8. Quand l’autorité tenue d’indiquer la voie de recours contre sa décision s’en abstient parce qu’elle est persuadée à tort que cette décision n’est pas sujette à recours, son erreur ne suffit évidemment pas à libérer entièrement les parties des obligations que l’art. 5 al. 3 Cst féd. et l’art. 31 LPJA mettent à leur charge s’il y a notification irrégulière. Ces obligations ont pour but d’inciter les administrés à manifester suffisamment tôt leur désaccord vis-à-vis des décisions qui les concernent, de façon à éviter une trop longue incertitude sur leur entrée en force. Ici, le Conseil communal a su, au plus tard à la lecture de la lettre du 15 avril 2016 de X _________, que cet ex-employé municipal ne s’accommodait pas de la résiliation de ses rapports de service, décision qui lui avait été notifiée sous pli du 25 février 2016 et dont il disait ignorer les raisons. Si cette notification s’était opérée à l’aune de l’art. 29 al. 3 LPJA, la contestation d’un tel licenciement aurait très vraisemblablement pris la forme d’un recours à déposer vers le 27 mars 2016.

- 10 - L’écart de quinze jours entre cette date et le 15 avril 2016 où X _________ a expressément parlé de son opposition à un congé qu’il taxait d’abusif exclut, au vu de l’ensemble des faits, qu’on puisse penser qu’il a tardé à défendre ses intérêts de fonctionnaire communal licencié ou qu’il aurait fautivement contrevenu aux prescriptions de procédure régissant le recours administratif.

9. La lettre du 15 avril 2016 de X _________ était au dossier du recours administratif du 13 octobre 2016 que le Conseil d’Etat a rejeté, le 24 janvier 2018, en décidant que son auteur ne pouvait plus discuter son licenciement contre lequel il n’avait pas recouru (let. F). C’était oublier tant l’existence de la lettre du 15 avril 2016, que sa véritable nature juridique : celle d’un recours administratif interjeté à temps et critiquant au moins indirectement la violation des règles de motivation d’une décision (cons. 8 ci-dessus), sans que l’erreur commise par X _________ en se servant improprement du mot opposition restreignît son droit à un examen matériel de ce recours, solution inconciliable tant avec l’interdiction du formalisme excessif (déduite de l’art. 29 al. 1 Cst féd.), qu’avec l’obligation de l’autorité d’examiner toutes les demandes qu’elle reçoit et qui sont de sa compétence (art. 7 al. 1 LPJA ; cf. p. ex. A. Moser, in Auer/Müller/Schindler, Art. 52 VwVG, 2. Aufl., N 14 et les citations; dans le même sens ATF 2F_12/2022 du 2 mars 2022 cons. 4 ; 2F_28/2021 du 25 octobre 2021 cons. 3).

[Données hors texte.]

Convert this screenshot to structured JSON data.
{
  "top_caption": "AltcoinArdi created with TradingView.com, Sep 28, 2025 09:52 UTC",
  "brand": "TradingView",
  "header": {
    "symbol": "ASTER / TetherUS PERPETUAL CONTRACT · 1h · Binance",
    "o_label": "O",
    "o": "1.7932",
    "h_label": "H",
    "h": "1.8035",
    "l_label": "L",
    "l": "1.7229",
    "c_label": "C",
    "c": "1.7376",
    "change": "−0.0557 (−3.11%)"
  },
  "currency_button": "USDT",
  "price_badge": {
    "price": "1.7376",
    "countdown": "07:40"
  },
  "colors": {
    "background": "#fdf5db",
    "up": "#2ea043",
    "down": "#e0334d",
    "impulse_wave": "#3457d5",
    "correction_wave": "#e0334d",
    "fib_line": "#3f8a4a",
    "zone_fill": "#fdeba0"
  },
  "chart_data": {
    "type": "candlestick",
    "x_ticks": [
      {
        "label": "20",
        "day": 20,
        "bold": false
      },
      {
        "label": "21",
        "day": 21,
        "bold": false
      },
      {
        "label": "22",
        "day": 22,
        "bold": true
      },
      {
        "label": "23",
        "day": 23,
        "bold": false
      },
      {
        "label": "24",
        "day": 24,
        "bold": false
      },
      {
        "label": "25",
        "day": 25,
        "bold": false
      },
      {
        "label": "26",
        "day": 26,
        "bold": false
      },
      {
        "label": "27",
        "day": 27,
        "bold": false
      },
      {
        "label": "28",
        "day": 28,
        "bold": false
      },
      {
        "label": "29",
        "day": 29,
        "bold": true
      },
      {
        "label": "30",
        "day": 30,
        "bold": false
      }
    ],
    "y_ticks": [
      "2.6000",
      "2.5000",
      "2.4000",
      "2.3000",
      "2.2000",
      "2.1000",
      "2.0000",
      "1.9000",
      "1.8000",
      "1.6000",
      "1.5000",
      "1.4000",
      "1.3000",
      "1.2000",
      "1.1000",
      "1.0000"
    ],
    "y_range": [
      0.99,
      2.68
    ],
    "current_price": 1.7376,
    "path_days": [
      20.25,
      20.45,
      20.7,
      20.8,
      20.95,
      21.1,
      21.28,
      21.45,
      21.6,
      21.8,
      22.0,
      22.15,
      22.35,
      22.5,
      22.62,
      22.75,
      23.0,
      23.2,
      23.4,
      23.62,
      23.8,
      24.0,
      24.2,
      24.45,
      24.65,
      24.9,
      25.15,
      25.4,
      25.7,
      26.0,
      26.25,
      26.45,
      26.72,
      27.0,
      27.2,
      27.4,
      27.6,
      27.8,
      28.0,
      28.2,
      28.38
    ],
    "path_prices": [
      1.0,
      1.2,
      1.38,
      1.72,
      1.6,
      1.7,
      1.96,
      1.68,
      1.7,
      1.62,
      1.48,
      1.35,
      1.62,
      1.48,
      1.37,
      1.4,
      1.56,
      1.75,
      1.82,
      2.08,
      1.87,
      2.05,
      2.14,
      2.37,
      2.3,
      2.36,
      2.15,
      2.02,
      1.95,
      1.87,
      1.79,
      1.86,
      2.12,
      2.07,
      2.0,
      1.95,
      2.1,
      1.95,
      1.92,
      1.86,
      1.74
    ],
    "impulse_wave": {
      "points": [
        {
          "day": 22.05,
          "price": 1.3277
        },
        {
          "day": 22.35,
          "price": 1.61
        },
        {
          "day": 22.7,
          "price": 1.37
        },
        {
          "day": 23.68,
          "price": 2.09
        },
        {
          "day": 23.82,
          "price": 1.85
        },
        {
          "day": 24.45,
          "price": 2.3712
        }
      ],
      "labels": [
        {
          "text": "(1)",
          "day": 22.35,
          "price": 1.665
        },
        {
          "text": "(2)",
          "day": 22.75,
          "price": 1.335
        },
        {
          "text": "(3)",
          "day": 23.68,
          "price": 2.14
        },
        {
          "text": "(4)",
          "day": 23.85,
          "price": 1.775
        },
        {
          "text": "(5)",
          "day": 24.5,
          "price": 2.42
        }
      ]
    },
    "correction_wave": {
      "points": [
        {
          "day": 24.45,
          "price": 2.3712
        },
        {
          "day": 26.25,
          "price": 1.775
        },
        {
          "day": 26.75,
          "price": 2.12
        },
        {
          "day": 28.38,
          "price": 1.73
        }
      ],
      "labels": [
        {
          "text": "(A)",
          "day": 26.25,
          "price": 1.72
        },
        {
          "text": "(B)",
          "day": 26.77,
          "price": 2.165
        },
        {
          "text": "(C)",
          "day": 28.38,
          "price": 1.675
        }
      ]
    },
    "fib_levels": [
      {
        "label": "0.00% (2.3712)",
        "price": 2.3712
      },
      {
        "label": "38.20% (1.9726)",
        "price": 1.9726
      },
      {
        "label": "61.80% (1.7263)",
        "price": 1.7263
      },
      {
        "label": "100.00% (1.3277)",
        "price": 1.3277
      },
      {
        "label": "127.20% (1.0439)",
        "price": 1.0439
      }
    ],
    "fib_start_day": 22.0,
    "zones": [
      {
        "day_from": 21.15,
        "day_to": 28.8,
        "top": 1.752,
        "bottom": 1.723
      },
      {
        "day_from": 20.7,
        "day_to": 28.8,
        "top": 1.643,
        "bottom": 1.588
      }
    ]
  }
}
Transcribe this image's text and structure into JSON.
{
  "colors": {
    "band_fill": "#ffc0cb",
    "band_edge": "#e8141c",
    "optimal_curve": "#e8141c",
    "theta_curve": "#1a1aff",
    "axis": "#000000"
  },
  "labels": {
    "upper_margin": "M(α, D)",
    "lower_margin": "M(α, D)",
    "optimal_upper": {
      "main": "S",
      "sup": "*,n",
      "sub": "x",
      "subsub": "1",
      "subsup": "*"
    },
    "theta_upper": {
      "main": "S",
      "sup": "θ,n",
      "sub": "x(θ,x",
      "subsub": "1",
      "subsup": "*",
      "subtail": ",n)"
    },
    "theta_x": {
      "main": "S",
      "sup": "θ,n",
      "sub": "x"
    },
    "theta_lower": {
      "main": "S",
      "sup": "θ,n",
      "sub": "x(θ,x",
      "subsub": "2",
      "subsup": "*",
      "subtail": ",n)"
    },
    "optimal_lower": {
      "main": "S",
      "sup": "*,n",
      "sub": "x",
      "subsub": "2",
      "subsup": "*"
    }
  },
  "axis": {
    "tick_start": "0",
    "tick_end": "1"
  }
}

10. Le recours A1 18 51 est accueilli ; le prononcé du 24 janvier 2018 du Conseil d’Etat est annulé, car il revient à priver illégalement X _________ de son droit à un prononcé sur le fond de son recours administratif du 15 avril 2016 en occultant le fait qu’il avait réellement été formé et qu’il n’était pas tardif (cons. 8 et 9 ci-dessus). Cette anomalie est à relever d’office (art. 79 al. 2 LPJA), étant donné qu’elle perturbe le cours régulier des instances que le législateur a instituées. Partant, la cause est renvoyée au Conseil d’Etat qui octroiera à X _________ un bref délai pour rectifier sa lettre du 15 avril 2016 par un mémoire en bonne et due forme (art. 48 et 49 LPJA), avant de statuer sur le mérite de ce recours tel qu’il aura été amendé (art. 80 al. 1 lit. e et 60 al. 1 LPJA).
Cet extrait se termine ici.